Danazol adalah obat untuk mengatasi nyeri pinggul, payudara, gejala endometriosis, dll. Ketahui danazol obat apa, fungsi, dosis, efek samping, harga, dll.

Danazol: Fungsi, Dosis, Efek Samping, Harga, dll

Rangkuman Informasi Umum Obat Danazol

Berikut ini adalah informasi umum obat Danazol, yaitu:

Nama Obat  Danazol
Kandungan Obat  Danazol
Kelas Obat Androgens
Kategori  Obat resep
Manfaat Obat
  • Mengobati gangguan payudara jinak
  • Mengobati angioedema herediter
  • Mengobati endometriosis
Kontraindikasi
  • Perdarahan genital abnormal yang tidak terdiagnosis
  • Tumor yang tergantung androgen
  • Penyakit tromboemboli atau riwayat trombosis
  • Gangguan jantung berat
  • Gangguan hati dan ginjal berat
  • Kehamilan dan menyusui
Sediaan Obat  Obat oral tablet dan kapsul
Harga Obat  500 mg Rp155.000/10 tablet

Harga obat danazol mungkin berbeda di setiap apotik. Merek dagang obat ini adalah Danocrine, Danocrine, dan Azol.

Danazol Obat Apa?

Danazol adalah obat yang digunakan untuk mengatasi gejala endometriosis atau nyeri pinggul dan infertilitas karena gangguan rahim tertentu. Obat ini juga digunakan untuk mengatasi nyeri payudara karena kondisi tertentu seperti penyakit payudara fibrokistik.

Sementara pada pria dan wanita, obat ini dapat digunakan untuk mencegah pembengkakan perut, lengan, kaki, wajah, dan saluran pernapasan akibat penyakit bawaan seperti herediter angioedema.

Cara Kerja Obat Danazol

Danazol adalah obat dalam kelas obat androgen yang berperan seperti testosteron. Obat ini dengan mengurangi jumlah hormon yang dibuat oleh ovarium yang umumnya memperburuk gejala endometriosis. Obat ini juga dapat membantu peningkatan jumlah protein tertentu dalam sistem kekebalan tubuh.

Fungsi Obat Danazol

Berikut ini adalah fungsi obat danazol, yaitu:

  • Endometriosis: Kondisi ketika jaringan endometrium yang seharusnya berada di dalam dinding rahim tumbuh di ovarium, usus, dan jaringan yang melapisi panggul.
  • Penyakit Payudara Fibrokistik: Kondisi dimana terdapat tumor jinak non kanker pada kelenjar susu wanita. Kondisi ini tidak membahayakan namun mungkin membuat ketidaknyamanan pada wanita.
  • Angioedema: pembengkakan pada lapisan bawah kulit dan jaringan tepat di bawah kulit atau selaput lendir.

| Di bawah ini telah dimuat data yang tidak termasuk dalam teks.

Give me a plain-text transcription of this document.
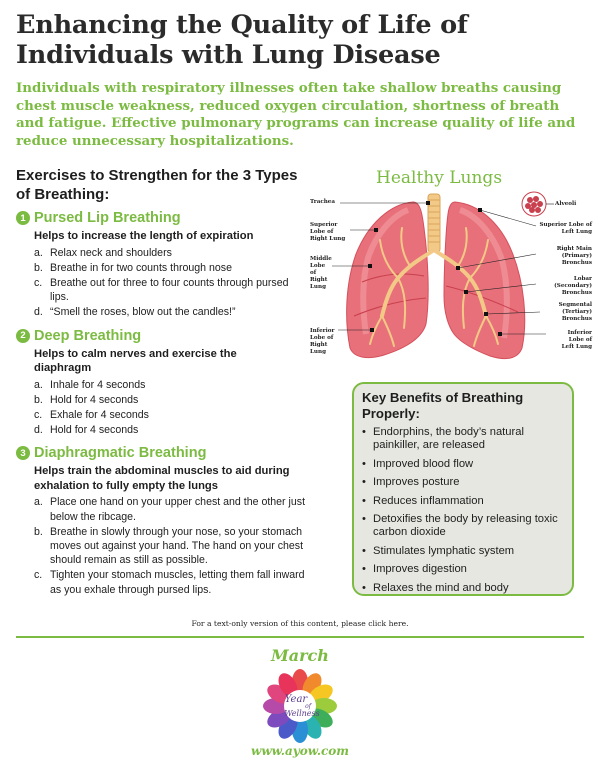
Enhancing the Quality of Life of Individuals with Lung Disease

Individuals with respiratory illnesses often take shallow breaths causing chest muscle weakness, reduced oxygen circulation, shortness of breath and fatigue. Effective pulmonary programs can increase quality of life and reduce unnecessary hospitalizations.

Exercises to Strengthen for the 3 Types of Breathing:
1 Pursed Lip Breathing
Helps to increase the length of expiration
a. Relax neck and shoulders
b. Breathe in for two counts through nose
c. Breathe out for three to four counts through pursed lips.
d. “Smell the roses, blow out the candles!”
2 Deep Breathing
Helps to calm nerves and exercise the diaphragm
a. Inhale for 4 seconds
b. Hold for 4 seconds
c. Exhale for 4 seconds
d. Hold for 4 seconds
3 Diaphragmatic Breathing
Helps train the abdominal muscles to aid during exhalation to fully empty the lungs
a. Place one hand on your upper chest and the other just below the ribcage.
b. Breathe in slowly through your nose, so your stomach moves out against your hand. The hand on your chest should remain as still as possible.
c. Tighten your stomach muscles, letting them fall inward as you exhale through pursed lips.
Healthy Lungs
Trachea
Superior Lobe of Right Lung
Middle Lobe of Right Lung
Inferior Lobe of Right Lung
Alveoli
Superior Lobe of Left Lung
Right Main (Primary) Bronchus
Lobar (Secondary) Bronchus
Segmental (Tertiary) Bronchus
Inferior Lobe of Left Lung
Key Benefits of Breathing Properly:
• Endorphins, the body’s natural painkiller, are released
• Improved blood flow
• Improves posture
• Reduces inflammation
• Detoxifies the body by releasing toxic carbon dioxide
• Stimulates lymphatic system
• Improves digestion
• Relaxes the mind and body
For a text-only version of this content, please click here.
March
Year
of
Wellness
www.ayow.com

Obat ini mungkin digunakan untuk indikasi lain yang tidak tercantum dalam informasi ini.

Dosis Danazol

Berikut ini adalah panduan dosis obat danazol, yaitu:

  • Penyakit Payudara Fibrokistik: Dosis dewasa tablet adalah 100-400 mg setiap hari yang dibagi dalam 2 dosis selama 3-6 bulan.
  • Angioedema Herediter: Dosis awal 200 mg lalu dosis dikurangi ?50% pada interval 1-3 bulan tergantung pada gejala.
  • Endometriosis: 200-800 mg setiap hari yang dibagi dalam 2-4 dosis sesuai dengan respon obat selama 3-6 bulan atau 9 bln jika perlu.

Dosis setiap orang mungkin berbeda-beda tergantung pada usia, jenis kelamin, indikasi penyakit, dan kondisi kesehatan pasien.

Interaksi Obat Danazol

Interaksi obat adalah respon obat yang Anda gunakan apabila Anda minum lebih dari 2 jenis obat di waktu yang bersamaan.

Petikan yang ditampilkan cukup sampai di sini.